Adultos condenados a infância moral seguramente viram pessoas de mau-caráter
com o tempo. Recentemente, numa conversa profissional, surgiu a questão do
porquê o mundo hoje tenderia à banalidade e ao ridículo. A resposta me parece
simples: porque a banalidade e o ridículo foram dados a nós seres humanos em
grandes quantidades e, por isso, quando muitos de nós se juntam, a banalidade e
o ridículo se impõem como paisagem da alma. O ridículo é uma das caras da
democracia. O poeta russo Joseph Brodsky no seu ensaio "Discurso
Inaugural", parte da coletânea "Menos que Um" (Cia. das Letras;
esgotado), diz que os maus sentimentos são os mais comuns na humanidade; por
isso, quando a humanidade se reúne em bandos, a tendência é a de que os maus
sentimentos nos sufoquem. Eu digo a mesma coisa da banalidade e do ridículo. A
mediocridade só anda em bando. Este fenômeno dos "índios de Perdizes"
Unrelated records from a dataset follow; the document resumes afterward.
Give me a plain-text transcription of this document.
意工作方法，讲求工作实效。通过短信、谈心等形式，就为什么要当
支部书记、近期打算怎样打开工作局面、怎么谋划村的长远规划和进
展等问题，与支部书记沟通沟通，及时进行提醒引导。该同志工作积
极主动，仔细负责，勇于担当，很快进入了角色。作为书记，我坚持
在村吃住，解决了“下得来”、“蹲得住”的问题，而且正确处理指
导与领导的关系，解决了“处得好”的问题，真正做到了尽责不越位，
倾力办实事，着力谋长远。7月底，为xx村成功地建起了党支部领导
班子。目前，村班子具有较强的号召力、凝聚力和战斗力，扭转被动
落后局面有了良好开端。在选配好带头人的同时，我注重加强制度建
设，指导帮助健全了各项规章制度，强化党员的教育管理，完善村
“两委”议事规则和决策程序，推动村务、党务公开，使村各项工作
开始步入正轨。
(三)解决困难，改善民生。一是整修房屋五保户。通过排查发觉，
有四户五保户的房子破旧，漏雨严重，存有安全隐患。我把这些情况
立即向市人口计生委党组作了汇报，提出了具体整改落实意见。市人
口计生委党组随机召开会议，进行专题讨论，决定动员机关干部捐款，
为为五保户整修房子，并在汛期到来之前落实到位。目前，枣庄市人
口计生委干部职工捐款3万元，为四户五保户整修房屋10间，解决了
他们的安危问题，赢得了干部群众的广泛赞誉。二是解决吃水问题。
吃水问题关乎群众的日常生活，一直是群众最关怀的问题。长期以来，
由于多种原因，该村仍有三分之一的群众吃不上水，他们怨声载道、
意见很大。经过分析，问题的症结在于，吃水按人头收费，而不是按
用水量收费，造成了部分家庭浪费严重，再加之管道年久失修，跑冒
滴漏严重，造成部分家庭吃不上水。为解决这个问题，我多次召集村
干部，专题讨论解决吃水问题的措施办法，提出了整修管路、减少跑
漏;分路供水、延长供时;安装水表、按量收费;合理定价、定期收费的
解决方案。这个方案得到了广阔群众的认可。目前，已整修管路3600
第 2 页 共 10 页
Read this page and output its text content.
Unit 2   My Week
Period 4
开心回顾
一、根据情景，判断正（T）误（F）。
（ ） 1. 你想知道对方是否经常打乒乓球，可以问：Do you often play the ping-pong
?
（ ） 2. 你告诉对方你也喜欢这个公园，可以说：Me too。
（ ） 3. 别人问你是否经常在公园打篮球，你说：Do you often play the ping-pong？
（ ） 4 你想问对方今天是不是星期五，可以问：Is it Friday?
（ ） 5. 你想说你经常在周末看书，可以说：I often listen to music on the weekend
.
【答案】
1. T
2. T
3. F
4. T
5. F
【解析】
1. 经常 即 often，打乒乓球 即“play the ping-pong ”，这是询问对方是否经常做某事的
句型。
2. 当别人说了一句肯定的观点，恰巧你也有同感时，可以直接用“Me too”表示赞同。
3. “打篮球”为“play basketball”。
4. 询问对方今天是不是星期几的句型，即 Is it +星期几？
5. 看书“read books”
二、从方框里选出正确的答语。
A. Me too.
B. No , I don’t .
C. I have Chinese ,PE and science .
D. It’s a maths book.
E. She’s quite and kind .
é um atestado dessa banalidade, desse ridículo e dessa mediocridade. Por isso,
apesar de as redes sociais servirem para muita coisa, entre elas coisas boas,
na maior parte do tempo elas são o espelho social do ridículo na sua forma mais
obscena. O que faz alguém colocar nomes indígenas no seu "sobrenome"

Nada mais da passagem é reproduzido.